Wow!  Must be something about the month of February that has folks in full on confession mode: Would be cabinet appointees confessing to not being very good at paying their taxes, baseball stars confessing to taking the banned substances they once vehemently denied taking and husbands across America confessing to removing The Devil Wears Prada from their Netflix queues even though their wives had like a bazillion chances to see it in the theater with their girlfriends and, besides, it's running constantly on cable right now but, sure, let's waste a selection on a three year old movie that Anne Hathaway doesn't even get naked in.  Makes sense!  (CORRECTION:  Further research has unveiled this last confession not nearly as widespread as originally reported, but specific to just one household in Northern Kentucky. Currently, one very cold and disdainfully quiet household.)

Before the month closes, I would like take the lead of those before me and confess the following sin: 

I drunk downloaded on iTunes and bought Love Story by Taylor Swift.  And.  I.  Love it.

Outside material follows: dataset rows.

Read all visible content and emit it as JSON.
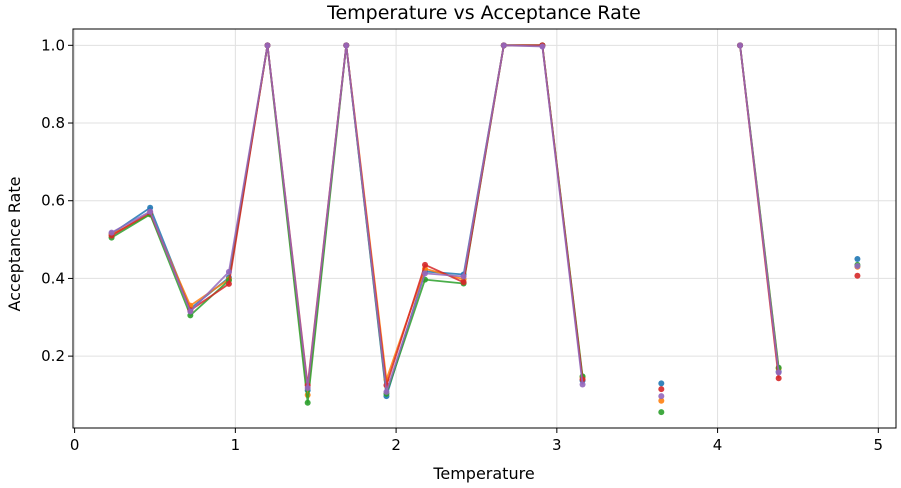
{
  "chart_data": {
    "type": "line",
    "title": "Temperature vs Acceptance Rate",
    "xlabel": "Temperature",
    "ylabel": "Acceptance Rate",
    "xlim": [
      -0.01,
      5.11
    ],
    "ylim": [
      0.015,
      1.042
    ],
    "xticks": [
      0,
      1,
      2,
      3,
      4,
      5
    ],
    "yticks": [
      0.2,
      0.4,
      0.6,
      0.8,
      1.0
    ],
    "xtick_labels": [
      "0",
      "1",
      "2",
      "3",
      "4",
      "5"
    ],
    "ytick_labels": [
      "0.2",
      "0.4",
      "0.6",
      "0.8",
      "1.0"
    ],
    "grid": true,
    "x": [
      0.23,
      0.47,
      0.72,
      0.96,
      1.2,
      1.45,
      1.69,
      1.94,
      2.18,
      2.42,
      2.67,
      2.91,
      3.16,
      3.65,
      4.14,
      4.38,
      4.87
    ],
    "series": [
      {
        "color": "#1f77b4",
        "values": [
          0.515,
          0.582,
          0.322,
          0.402,
          1.0,
          0.112,
          1.0,
          0.097,
          0.418,
          0.41,
          1.0,
          1.0,
          0.137,
          0.13,
          1.0,
          0.16,
          0.45
        ]
      },
      {
        "color": "#ff7f0e",
        "values": [
          0.513,
          0.565,
          0.33,
          0.398,
          1.0,
          0.1,
          1.0,
          0.14,
          0.425,
          0.398,
          1.0,
          1.0,
          0.146,
          0.085,
          1.0,
          0.168,
          0.43
        ]
      },
      {
        "color": "#2ca02c",
        "values": [
          0.505,
          0.565,
          0.305,
          0.395,
          1.0,
          0.08,
          1.0,
          0.103,
          0.397,
          0.387,
          1.0,
          1.0,
          0.148,
          0.056,
          1.0,
          0.17,
          0.435
        ]
      },
      {
        "color": "#d62728",
        "values": [
          0.51,
          0.57,
          0.318,
          0.386,
          1.0,
          0.125,
          1.0,
          0.125,
          0.435,
          0.39,
          1.0,
          1.0,
          0.14,
          0.115,
          1.0,
          0.143,
          0.407
        ]
      },
      {
        "color": "#9467bd",
        "values": [
          0.518,
          0.572,
          0.315,
          0.417,
          1.0,
          0.118,
          1.0,
          0.108,
          0.413,
          0.405,
          1.0,
          0.997,
          0.127,
          0.097,
          1.0,
          0.158,
          0.432
        ]
      }
    ],
    "line_segments": [
      [
        0,
        12
      ],
      [
        14,
        15
      ]
    ],
    "isolated_points": [
      13,
      16
    ]
  }
}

Whew.  That felt so good. 

A couple things here: 1. I was not "drunk" drunk, in that it was not alcohol that made me hit "BUY SONG."  No, it was the inebriation I always experience after activating an iTunes gift card.  When this happens I am to my iTunes account what Robert Downey Jr. once was to city streets: reckless and unpredictable. 2. I have no regrets.  It is morning and I still respect myself.

What can I say; we like what we like and nobody can truly explain why. I've rolled it back and forth in my head what it is about this tune I enjoy.  The melody is downright catchy, no question.  To say that the lyric is a bit juvenile is ridiculous since it was written by an actual juvenile (at least at the time of composition.)  And, I'm sorry, but if you're not affected in some way when the song comes out of the bridge, hits that key change and we discover that he asked her dad if he could marry her, drops to his knees and pulls out a ring then I don't wanna' know you.  I don't wanna' know you.  You kick puppies and bite the elderly.  You are soulless.

I'll take all slings; I'll take all arrows.  I'll go on record and say that this is one of the best pop songs ever recorded.  It references both Hawthorne and Shakespeare for chrissakes!  Go find that in Womanizer!

Just a final note - and this is more for my wife, but -  don't worry that the purchase of this song is the beginning of some sort of trend.  Taylor Swift is not a gateway drug to the likes of the Jonas Bros.  I've had the unfortunate experience of hearing that song Love Bug and, as far as I'm concerned, that song can go do to itself what each Jonas has sworn not to do until marriage.